Nom de Plume Rating: ★★★★★
Reading Time: 4 minutes
*FTC Disclaimer: I received a copy of Collecting Secrets from PE Kavanagh in exchange for an honest review. I have in no way been influenced by the author and/or publisher’s generosity. You can’t fake these stars, baby!
A grieving heiress.
A celebrity psychologist.
A decade of friendship.
When Camille first met Jackson she was too young.
Friendship was less than what she wanted, but all she could handle.
Ten years later and she’s a different woman. Strong, successful, brave.
At exactly the wrong moment, one bold move threatens everything.
The safe harbor of Jackson’s family.
The unconditional commitment of his friendship.
The collection of secrets she never knew existed.
Claims and confessions come hard and fast as Jackson and Camille navigate all that has never been said.
Each step they take, closer to the truth and each other, demands another layer of secrets must fall.
Collecting Secrets is a steamy standalone contemporary romance with no cliffhanger. You will meet characters who will reappear throughout the series.
First Line: “This was not the first time Camille had looked foolish, but it might have been the first time she didn’t care.”
Camille is an orphan. Well, technically she’s an adult, but she lost her parents in a terrible accident.
It’s her first year at Princeton and you know how college is, you spend practically all week mingling—gag!—and getting to know people—double gag!—and finding classes. I’m an introvert by nature, so any kind of social gathering just…no. Can I phone in? (LOL)
Camille ends up hitting it off with her new roommate! Yay her! Extrovert points for her. She’s pretty emotionally detached at this point, so any kind of relationship is good.
Jenna (Camille’s roomie) is having a family gathering and invites her. Su-u-re, why not. What’s the worst that can happen?
Umm. How about meeting the hunkiest HUNK O’ MAN.
Jackson and Camille are on fire, friends. But, of course, they don’t say anything. Why would they want to? Jenna’s awkwardly in the middle of everything, school is starting and there’s just a whole lotta drama waiting to unfold.
So they do the smart thing and keep their tongues in their own mouths.
But their minds totally envision the other without their panties (if they even wear any). These two are un-con-trolable.
Jackson and Camille end up becoming best friends. Oh Gaawd, I know what you’re thinking. And yes, this is going to get really bad. I’m wondering why Camille didn’t become BFF’s with her roommate instead.
Granted, I’m like, the only girl who works at my engineering firm, so I guess that makes me a hypocrite right now. Okay, I get why she became friends with the hotty with no undies.
Fast forward ten years and Camille has just been humiliated. To make it worse, Jackson finally decides to put his lips to action and make out with her. Aye. Talk about bad timing.
THEN! Camille finds out something about her dead parents. It’s a secret that involves the King family, meaning: Jackson.

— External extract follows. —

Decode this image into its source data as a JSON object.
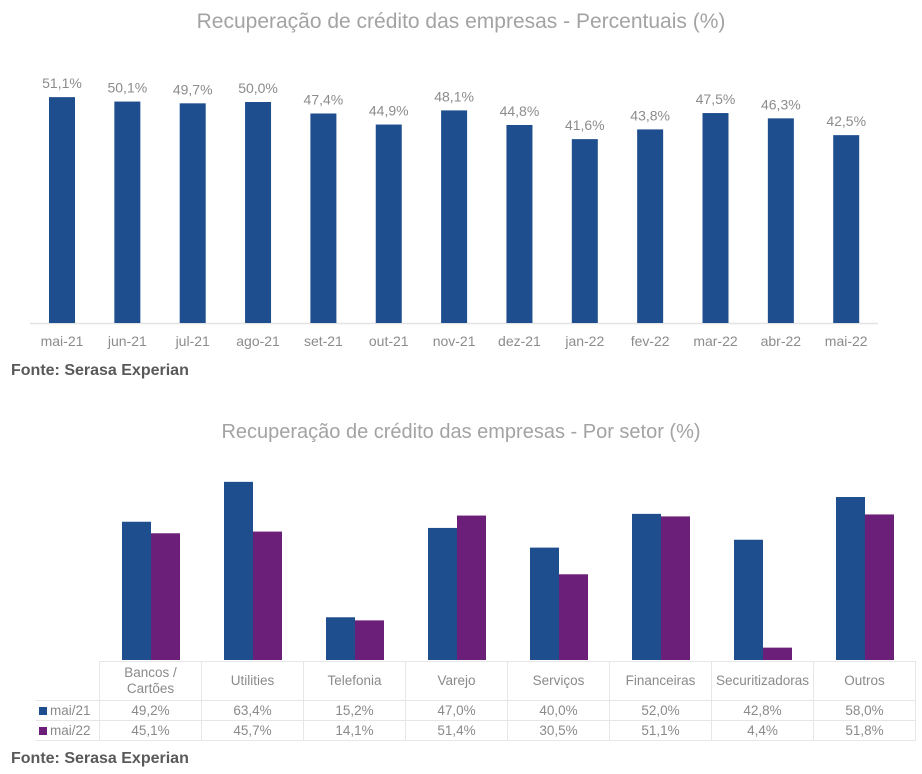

Agh! Ten years of friendship down the drain. Bye bye.
I. LOVED. THIS. BOOK.
“Cam, I can’t imagine what you must be feeling. So many ups and downs this weekend. But please know this: he is in love with you. I know my brother, and I would tell any woman on the planet to run, not walk, in the opposite direction. Except for you. You’re the only one who makes him…normal. Like the man I know.”
PE Kavanagh has created a drama filled, heart-wrenching read and I didn’t want it to end. I could actually relate to this book, which is rare these days because I’m pretty heartless. Yippee, I have a heart. Well, it’s broken now because Jackson squished it.
I can’t tell you how much I love Jackson. Camille—who’s that?—fell a little short for me, especially after they solidified their relationship.
The text tapers off after they start dating, and it’s hard to keep me engaged after characters have a first kiss. Merp. Call me old school LOL. Oooo and do they KISS. 😛
I liked the flashbacks although there were are lot. I would have preferred to just have Camille and her sexy hunk o’ man young and follow her through that.
She’s this strong, independent woman, and I thought she would have handled herself a little better than Jack at times. What can you say? L’amour has a mind of its own.